Intel® oneAPI Threading Building Blocks
Ask questions and share information about adding parallelism to your applications when using this threading library.
This community is designed for sharing of public information. Please do not share Intel or third-party confidential information here.

TBB I/O Support?

I just got Tbb running on open cv using gcc and g++ . i did disable the -Werror flag in the makefile.tbb and now the facedetect code is effectively parallelized on my quad core ... though far from optimized (speedup 2.8x to 3.2x). i get 3.6x on open mp parallelization I did run into another problem though ..... i want to read 2 cameras in parallel with tbb.
exact problem:
the camera read routine is an infinite loop like
while (1)
read camera;
show image;
release image;
if !image

it compiles all well but only reads one loop at a time even though 2 of these loops should be running parallelly.

once i manually destroy the window of one thread the other thread starts....

if i make it as a read of 2 images (disabling the loop) it works fine for one frame each... so i implemented the infinite loop outside the parallel for call
which led to immense slowdown.
less than a frame per second....
thread checker showed me that a thread has been waiting for more than three seconds....
any ideas....?

0 Kudos
3 Replies
Valued Contributor II

I split this reply into its own thread more in keeping with its topic. I've done some work on overlapped I/O and TBB using pipelines, but I'm struggling to grasp the technique you describe. The text mentions a parallel_for but the only code snippet is the read routine that employs a while (1). Is the parallelism in your one camera case done on a frame by frame? (I have not worked at all with OpenCV.)

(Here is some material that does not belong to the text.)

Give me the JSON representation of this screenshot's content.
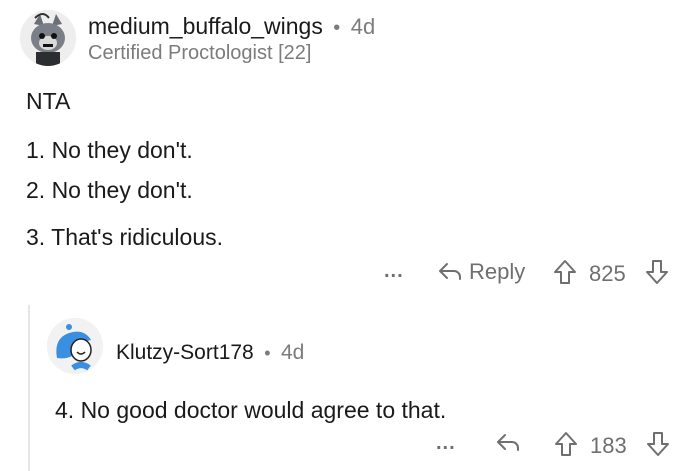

The description you give of one stream not appearing until the window displaying the other stream is destroyed sounds like resource contention in the window-level display routines.

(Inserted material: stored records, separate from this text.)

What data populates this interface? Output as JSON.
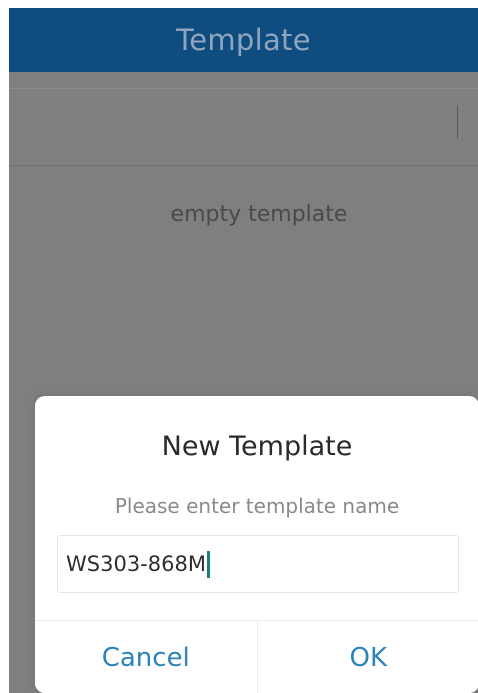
{
  "app_bar": {
    "title": "Template"
  },
  "content": {
    "empty_text": "empty template"
  },
  "dialog": {
    "title": "New Template",
    "message": "Please enter template name",
    "input_value": "WS303-868M",
    "buttons": {
      "cancel": "Cancel",
      "ok": "OK"
    }
  },
  "colors": {
    "app_bar": "#0f4c7f",
    "overlay_background": "#7f7f7f",
    "dialog_background": "#ffffff",
    "button_text": "#2d84b8",
    "caret": "#1f7f7c"
  }
}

You might be able to handle two cameras in a TBB pipeline but to be fair, you'd probably want to interleave and mark the frames so as to be able to disambiguate them later. The mention of a face-detection algorithm suggests there is some processing involved. Is the per-frame processing uniform, or might there be load balance issues because ofvarying frame computational loads?

Some more work on this yielded following observations/conclusions etc.....

The while(1) routine was being called from inside the parallel for. i did some more work on it and found that due to tbb's non - preemptive scheduler one infinite loop (the while(1))... once entered must be terminated so that another one may be initiated.
Taking the while(1) from inside the routine called by parallel_for i placed it outside the parallel_for call thereby repeatedly invoking the calls to the whole routine and initialized the heavy data structures outside sequentially.
So what i essentially did was initalize the 2 i/o routines sequentially and then started servicing them parallelly. and the crash was the result of the non thread safe window drawing functions from glib . i stopped drawing them from inside the parallel routine and serviced the drawing functions sequentially again.
As far as the load balancing goes, ive parallelized the pixel by pixel reading of a frame to get good speedups and load balancing , however owing to the nature of the algorithm there are some sequential steps which cannot be parallelized so im not really worried about the load balancing
I'll post the whole approach on the web soon and provide a link.
Valued Contributor II

Yes the TBB task scheduler is non-preemptive and unfair (for example, letting tasks select their successors), its philosophical goal to keep threads executing on the processing element upon which they're currently resident for as long as they have local work to do(to maximize cache residence). This typically is not the policy you want in a scheduler that balances work among threads and processes that are doing I/O. It was unclear from your initial post what the relationship was between the parallel_for call and the while (1) loop or loops used for the video capture and display. Knowing that the infinite loop was inside the TBB parallel construct and knowing about the behavior of the TBB scheduler, it should be pretty clear what went wrong.

I'm glad you were able to figure out the source of the hangs and I look forward to your report on the details of your approach. Thanks for providing this update.